"j'ai besoin de l'amour qui est dans ton sang"
Les histoires d'amour finissent mal mon Général. Tôt ou tard, les corps se séparent, que leurs propriétaires le veulent ou non. Quand la mort s'invite, toisant de sa haute stature les prétentieux convaincus de l'immortalité de l'amour qu'ils s'échangent telle une monnaie, il n'y a rien à dire. Mais quand la mort est convoquée par celui ou celle qu'on aime, il est légitime d'offrir à son bourreau, avant l'utime soupir, un regard débordant d'effroi. Pre coïtum crocodile triste.
Il ne faut pas trop en dire. La beauté de La sagesse des crocodiles est fragile, autant que peut l'être celle du séducteur dont on suit le déclin. On pense au remarquable film Les Prédateurs et à David Bowie. Il y a en effet chez Jude Law ce même angélisme juvénile, androgyne et éphémère qu'on peut au choix admirer ou jalouser. Un charme éclatant et inquiétant qui trouve un écho saisissant dans ce conte clair-obscur où le grand méchant loup n'est au fond qu'un petit chaperon rouge qui ne veut pas mourir. L'Adonis Steven Grslcz aide systématiquement son prochain mais il n'a parfois d'autre choix que de se nourrir de l'amour que celui-ci lui offre en retour. Ou pour être exact de l'amour contenu dans son sang. Question de survie. Quand l'amour s'en mêle, la mort chausse ses guêtres et la jeune femme rayonnante devient dans le regard de l'autre un repas salvateur. Mais le jour où le crocodile tombe sincèrement amoureux, il tombe avant tout dans les limbes.

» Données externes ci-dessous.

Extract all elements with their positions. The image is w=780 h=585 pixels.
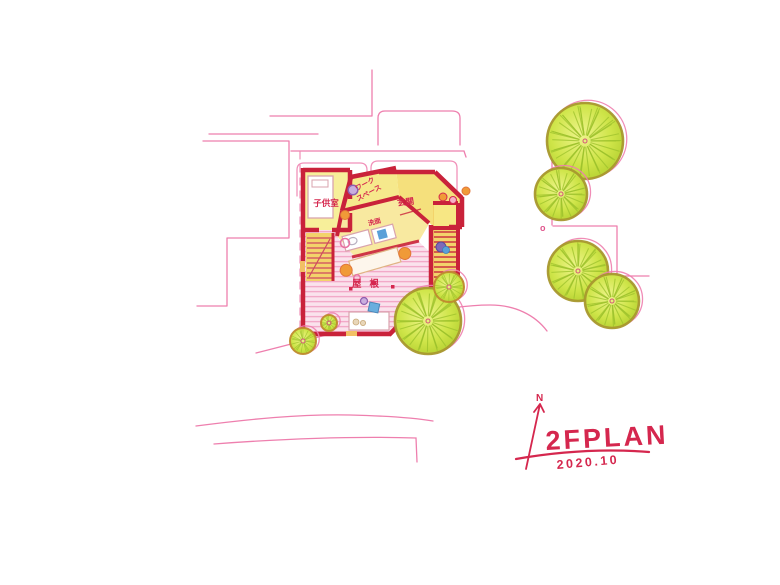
deck-plant-purple bbox=[361, 298, 368, 305]
plan-date: 2020.10 bbox=[556, 453, 620, 472]
label-kids-room: 子供室 bbox=[313, 198, 339, 208]
deck-chair bbox=[368, 302, 380, 313]
bush bbox=[290, 326, 319, 354]
north-label: N bbox=[536, 393, 543, 404]
sketch-page: 子供室 ワーク スペース 玄関 洗面 屋根 o N 2FPLAN 2020.10 bbox=[0, 0, 780, 585]
title-block: N 2FPLAN 2020.10 bbox=[516, 393, 669, 472]
window-bottom bbox=[346, 331, 357, 336]
flower-dot-2 bbox=[391, 285, 395, 289]
neighbor-outline-top bbox=[378, 111, 460, 145]
desk-pebble-2 bbox=[360, 320, 365, 325]
entry-pot-1 bbox=[439, 193, 447, 201]
stool-kids-room bbox=[341, 211, 350, 220]
street-line-mid bbox=[291, 151, 466, 157]
entry-pot-2 bbox=[450, 197, 457, 204]
entry-pot-3 bbox=[462, 187, 470, 195]
label-roof-deck: 屋根 bbox=[352, 278, 387, 290]
site-marker: o bbox=[540, 223, 546, 233]
window-left bbox=[300, 261, 305, 272]
bush bbox=[434, 270, 467, 302]
road-curve-lower bbox=[196, 415, 433, 426]
north-arrow bbox=[526, 404, 544, 469]
road-line-lower bbox=[214, 437, 417, 462]
tree bbox=[585, 271, 643, 328]
stair-plant-blue2 bbox=[443, 247, 450, 254]
desk-pebble-1 bbox=[353, 319, 359, 325]
street-line-top bbox=[270, 70, 372, 116]
stair-landing bbox=[434, 204, 457, 226]
inner-stair-floor bbox=[306, 233, 332, 281]
plan-canvas: 子供室 ワーク スペース 玄関 洗面 屋根 o N 2FPLAN 2020.10 bbox=[0, 0, 780, 585]
bed-pillow bbox=[312, 180, 328, 187]
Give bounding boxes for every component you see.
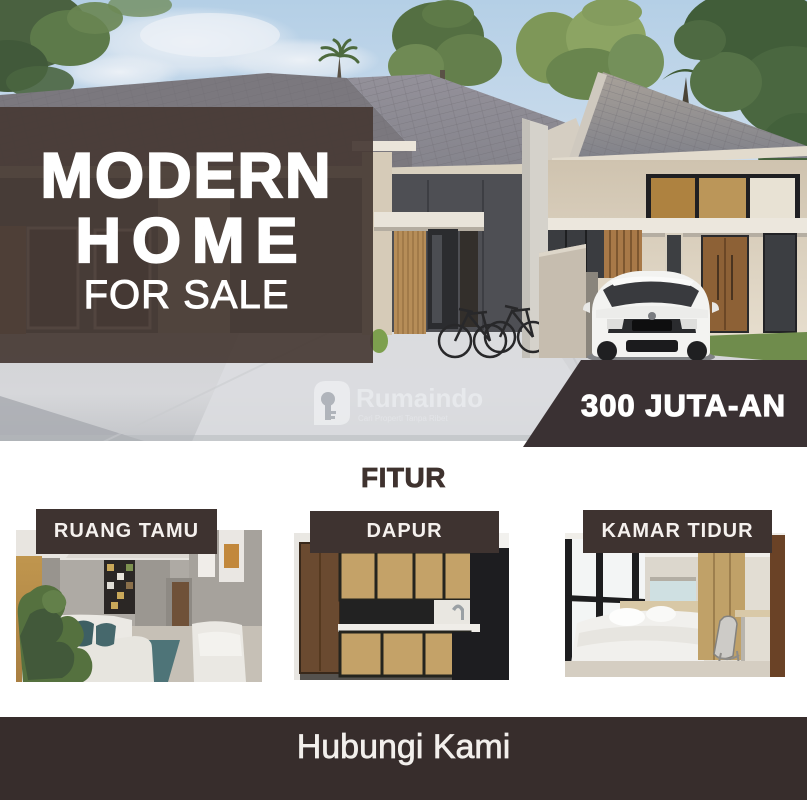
svg-text:Cari Properti Tanpa Ribet: Cari Properti Tanpa Ribet — [358, 414, 448, 423]
svg-text:Rumaindo: Rumaindo — [356, 383, 483, 413]
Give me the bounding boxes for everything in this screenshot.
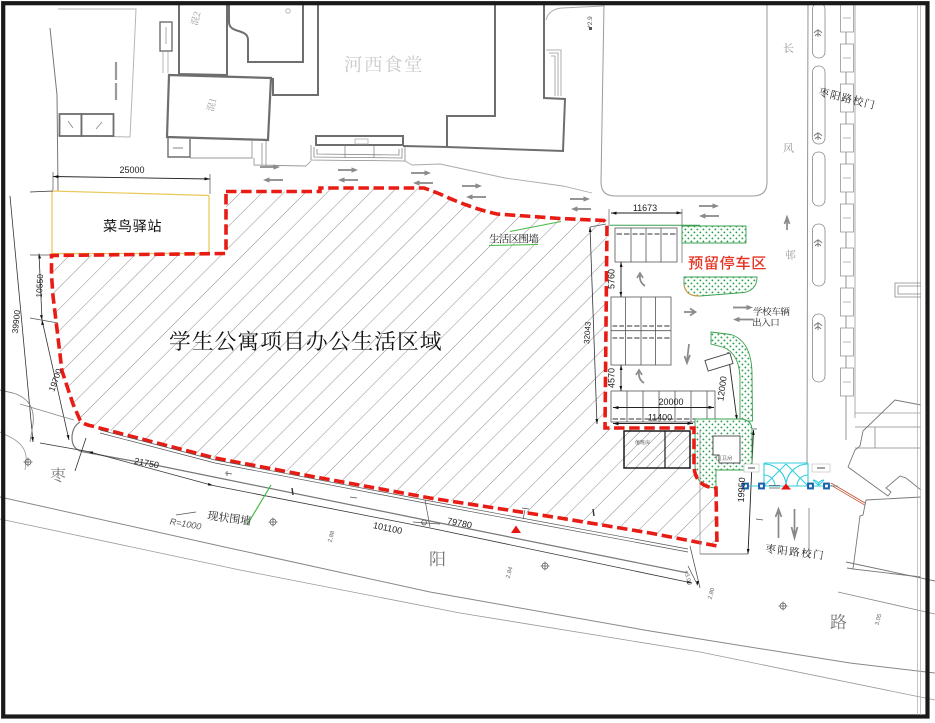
svg-text:5760: 5760 <box>607 269 617 289</box>
svg-text:20000: 20000 <box>658 397 683 407</box>
svg-text:25000: 25000 <box>119 165 144 175</box>
svg-text:10550: 10550 <box>34 274 45 298</box>
svg-text:19950: 19950 <box>736 477 747 503</box>
svg-text:11400: 11400 <box>648 413 672 423</box>
svg-text:11673: 11673 <box>633 203 657 213</box>
svg-text:4570: 4570 <box>607 368 617 388</box>
svg-text:*2.9: *2.9 <box>587 16 594 28</box>
svg-text:32043: 32043 <box>582 321 593 344</box>
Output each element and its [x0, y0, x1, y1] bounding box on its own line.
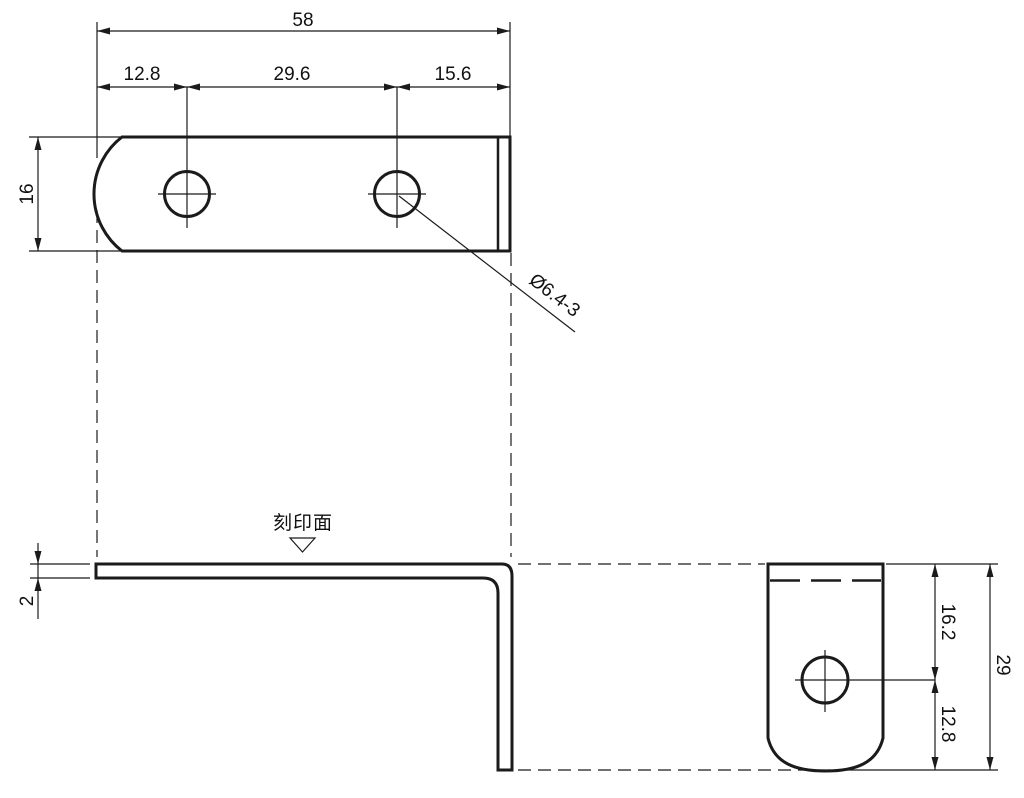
dim-16-2-arrow-top: [932, 564, 939, 577]
dim-16-2-label: 16.2: [937, 604, 958, 641]
marking-surface-triangle-icon: [290, 538, 315, 552]
marking-surface-label: 刻印面: [273, 512, 333, 534]
dim-15-6-label: 15.6: [435, 64, 472, 85]
dim-16-label: 16: [17, 183, 38, 204]
drawing-canvas: 58 12.8 29.6 15.6 16 Ø6.4-3: [0, 0, 1024, 798]
dim-29-6-label: 29.6: [274, 64, 311, 85]
top-view: 58 12.8 29.6 15.6 16 Ø6.4-3: [17, 10, 584, 332]
dim-12-8-label: 12.8: [124, 64, 161, 85]
hole-callout-label: Ø6.4-3: [525, 270, 584, 322]
front-view-profile-outline: [96, 564, 512, 770]
dim-2-arrow-bottom: [35, 578, 42, 591]
dim-58-arrow-right: [497, 28, 510, 35]
dim-29-arrow-bottom: [987, 757, 994, 770]
dim-12-8-side-label: 12.8: [937, 706, 958, 743]
front-view: 2 刻印面: [17, 512, 512, 770]
bracket-drawing-svg: 58 12.8 29.6 15.6 16 Ø6.4-3: [0, 0, 1024, 798]
dim-58-label: 58: [292, 10, 313, 31]
dim-16-arrow-bottom: [35, 238, 42, 251]
projection-lines: [97, 210, 840, 770]
dim-2-label: 2: [17, 596, 38, 607]
dim-segments-arrow-right: [497, 84, 510, 91]
dim-16-arrow-top: [35, 137, 42, 150]
dim-29-label: 29: [992, 654, 1013, 675]
hole-callout-leader: [399, 196, 575, 332]
dim-58-arrow-left: [97, 28, 110, 35]
side-view: 16.2 12.8 29: [768, 564, 1013, 771]
dim-2-arrow-top: [35, 551, 42, 564]
dim-segments-arrow-left: [97, 84, 110, 91]
dim-12-8-arrow-bottom: [932, 757, 939, 770]
dim-29-arrow-top: [987, 564, 994, 577]
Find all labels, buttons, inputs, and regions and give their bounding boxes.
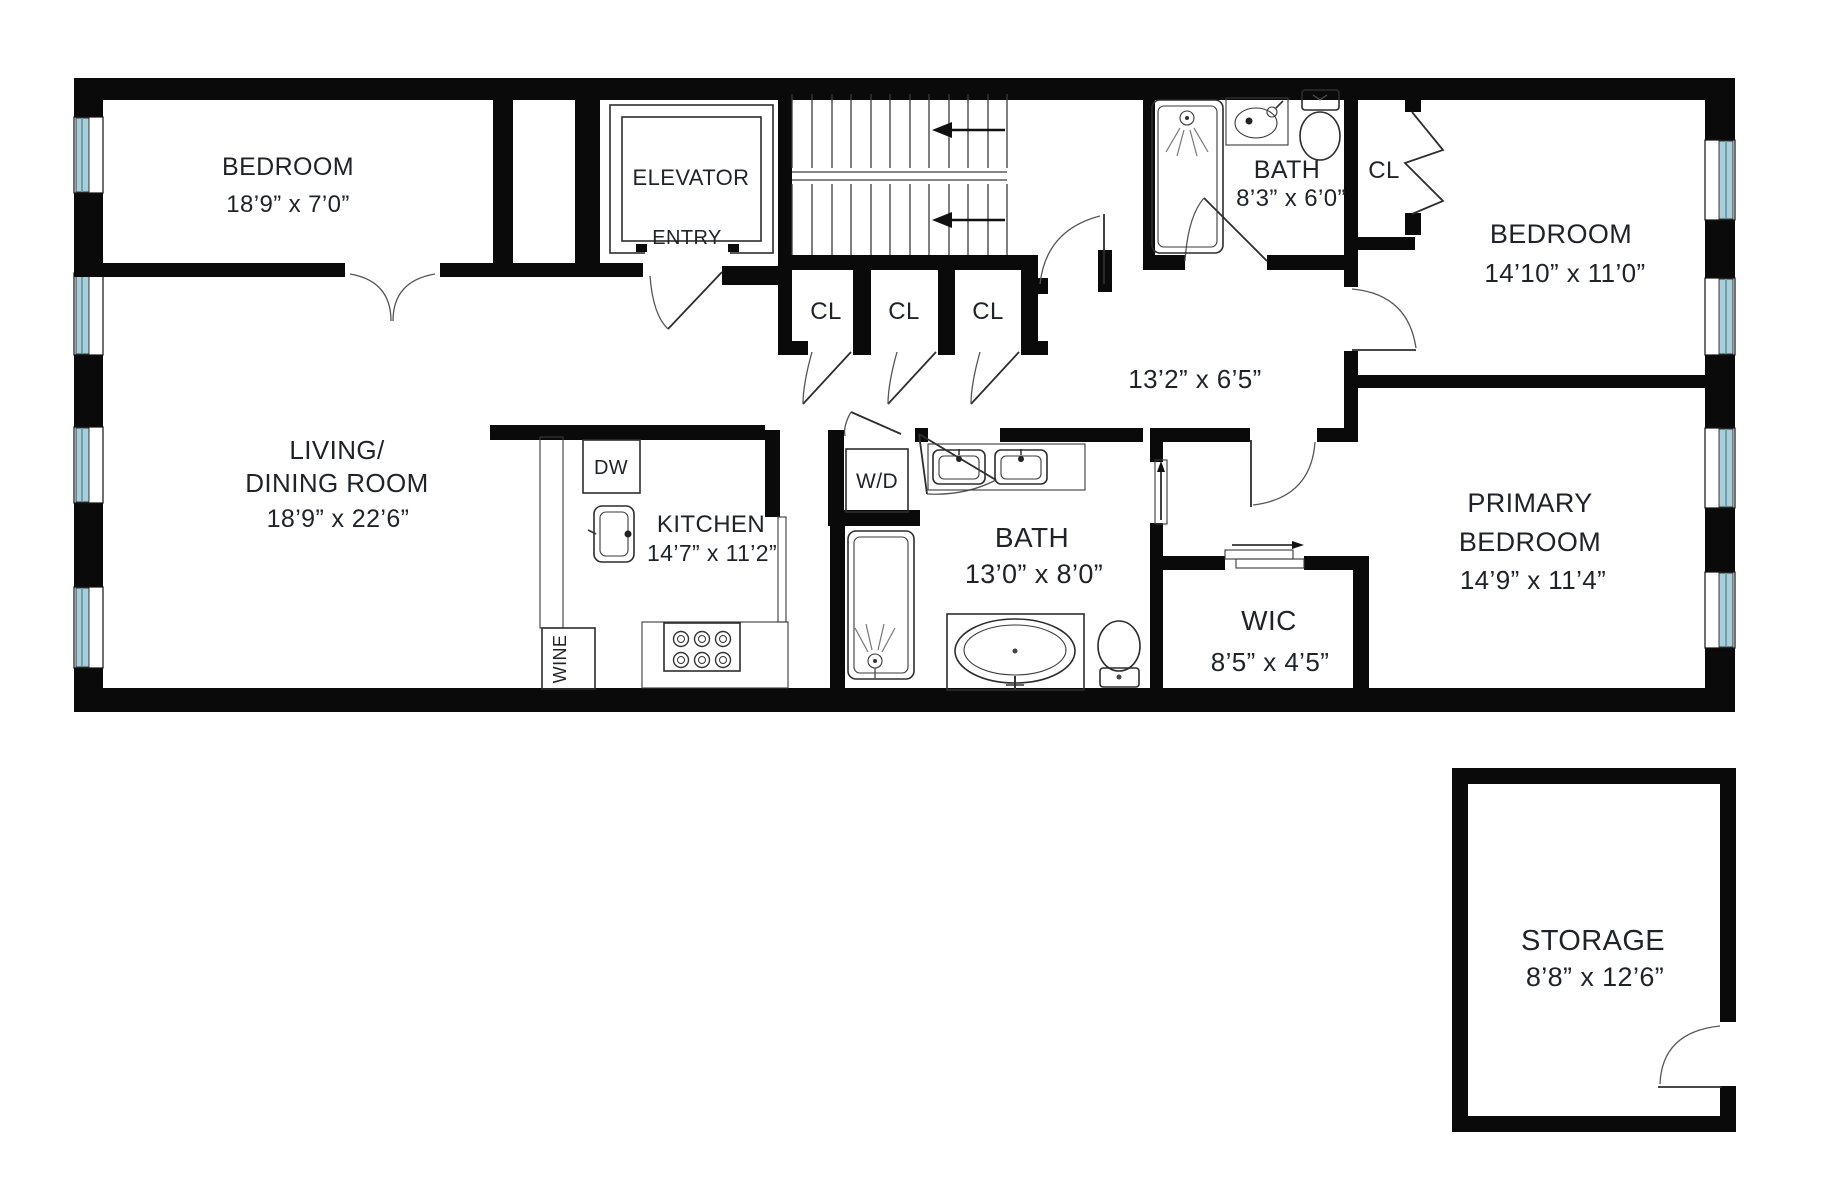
window-icon: [1705, 428, 1735, 508]
closet-door: [971, 352, 1019, 404]
shower-icon: [848, 531, 914, 679]
bedroom2-door: [1352, 289, 1416, 350]
window-icon: [74, 427, 103, 503]
floor-plan-page: BEDROOM 18’9” x 7’0” ELEVATOR ENTRY CL C…: [0, 0, 1846, 1190]
window-icon: [74, 587, 103, 668]
bedroom1-dims: 18’9” x 7’0”: [226, 191, 350, 218]
toilet-icon: [1300, 90, 1340, 160]
shower-icon: [1152, 100, 1223, 253]
washer-dryer-door: [845, 412, 901, 436]
primary-bedroom-door: [1251, 440, 1315, 507]
window-icon: [74, 117, 103, 193]
floor-plan-drawing: BEDROOM 18’9” x 7’0” ELEVATOR ENTRY CL C…: [0, 0, 1846, 1190]
closet-door: [803, 352, 851, 404]
main-bath-name: BATH: [995, 522, 1069, 553]
window-icon: [1705, 572, 1735, 648]
double-door-bedroom1: [350, 274, 435, 321]
primary-name-line2: BEDROOM: [1459, 527, 1601, 557]
kitchen-peninsula: [778, 517, 786, 622]
storage-name: STORAGE: [1521, 925, 1665, 957]
wic-sliding-door: [1225, 541, 1304, 568]
hallway-dims: 13’2” x 6’5”: [1128, 364, 1261, 394]
wic-dims: 8’5” x 4’5”: [1211, 647, 1330, 677]
closet-door: [888, 352, 936, 404]
stove-icon: [664, 623, 740, 671]
closet3-label: CL: [972, 298, 1003, 325]
bedroom2-closet-bifold-door: [1405, 112, 1443, 214]
window-icon: [1705, 140, 1735, 220]
elevator-label: ELEVATOR: [633, 165, 750, 190]
upper-bath-dims: 8’3” x 6’0”: [1236, 185, 1346, 212]
double-sink-icon: [928, 444, 1085, 490]
bedroom2-name: BEDROOM: [1490, 219, 1632, 249]
elevator-entry-label: ENTRY: [652, 227, 721, 249]
living-dims: 18’9” x 22’6”: [267, 505, 410, 533]
storage-dims: 8’8” x 12’6”: [1526, 962, 1664, 992]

Aux frontières du film de genre, du conte morbide, de l'histoire d'amour tragique et du drame aux ambitions auteurisantes, La sagesse des crocodiles navigue en eaux troubles et fait perdre pied au spectateur susceptible de se noyer dans des océans d'ambiguité, s'approchant ainsi dangereusement d'autres frontières, celles de l'aube.

Pour résumer : Pas mal ce film fantastique "réaliste".